Hogle recommends taking a pre-emtpive strike, enroll your kids in swimming lessons. Not only will they be more likely to stay afloat, they'll know better how to handle a fall and other pool accidents. It's also important to know their swimming abilities. Hogle says, "You may think they're a great swimmer, when in reality they're not, so know your child."
No matter how many precautions parents take, Hogle says at no time should children 3, 4 to 5 years of age be without adult supervision. She adds, "There's nothing like a parent watching a child. Lifeguards are watching 25 children which means your child is getting 1/25th of their attention."

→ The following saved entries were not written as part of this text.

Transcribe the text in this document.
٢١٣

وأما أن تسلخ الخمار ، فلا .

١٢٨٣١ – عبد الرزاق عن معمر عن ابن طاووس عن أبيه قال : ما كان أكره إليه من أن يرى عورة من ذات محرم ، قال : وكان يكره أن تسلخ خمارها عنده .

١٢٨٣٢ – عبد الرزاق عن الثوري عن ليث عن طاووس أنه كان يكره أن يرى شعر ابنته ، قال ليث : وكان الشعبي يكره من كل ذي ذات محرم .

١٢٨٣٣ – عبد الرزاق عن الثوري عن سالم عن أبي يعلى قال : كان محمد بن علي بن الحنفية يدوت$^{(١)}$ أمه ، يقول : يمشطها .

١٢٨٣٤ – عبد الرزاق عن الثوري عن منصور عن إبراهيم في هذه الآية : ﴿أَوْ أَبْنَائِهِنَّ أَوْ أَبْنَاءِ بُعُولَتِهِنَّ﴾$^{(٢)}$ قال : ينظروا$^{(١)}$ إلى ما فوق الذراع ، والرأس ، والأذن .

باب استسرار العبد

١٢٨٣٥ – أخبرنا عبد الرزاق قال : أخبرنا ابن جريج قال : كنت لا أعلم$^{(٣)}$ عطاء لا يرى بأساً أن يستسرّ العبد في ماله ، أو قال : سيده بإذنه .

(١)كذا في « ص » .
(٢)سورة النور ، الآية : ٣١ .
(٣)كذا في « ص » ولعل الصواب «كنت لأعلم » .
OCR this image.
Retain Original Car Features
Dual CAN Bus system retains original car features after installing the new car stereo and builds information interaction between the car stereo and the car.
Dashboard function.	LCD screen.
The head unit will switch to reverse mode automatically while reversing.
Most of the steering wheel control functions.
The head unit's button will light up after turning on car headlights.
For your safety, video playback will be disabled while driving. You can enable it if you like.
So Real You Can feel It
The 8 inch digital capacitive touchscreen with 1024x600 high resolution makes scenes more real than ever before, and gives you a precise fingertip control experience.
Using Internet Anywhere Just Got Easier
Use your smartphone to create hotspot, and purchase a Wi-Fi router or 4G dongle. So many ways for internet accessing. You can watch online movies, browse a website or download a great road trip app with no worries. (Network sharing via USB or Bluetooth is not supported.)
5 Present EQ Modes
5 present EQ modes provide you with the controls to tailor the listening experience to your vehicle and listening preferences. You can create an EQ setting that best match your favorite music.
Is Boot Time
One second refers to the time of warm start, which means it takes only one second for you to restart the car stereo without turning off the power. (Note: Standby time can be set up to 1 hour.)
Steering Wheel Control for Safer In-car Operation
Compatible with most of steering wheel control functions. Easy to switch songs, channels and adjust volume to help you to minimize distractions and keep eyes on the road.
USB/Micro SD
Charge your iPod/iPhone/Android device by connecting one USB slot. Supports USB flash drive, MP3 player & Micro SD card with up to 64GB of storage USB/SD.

For those brief moments when you're not watching, Hogle says swimsuits with built in flotation devices or Coast Guard approved life jackets are the next best thing. She says, "Arm floaties, I call them the 'Wings of Death'. They pop, they fall off. I think they're horrible and unreliable and for you to just put them on your child and throw in pool I think is a really bad idea."
Accidents do happen no matter how much you try to prevent them. That's why it is crucial for parents to know CPR. One short class could be the difference between life or death.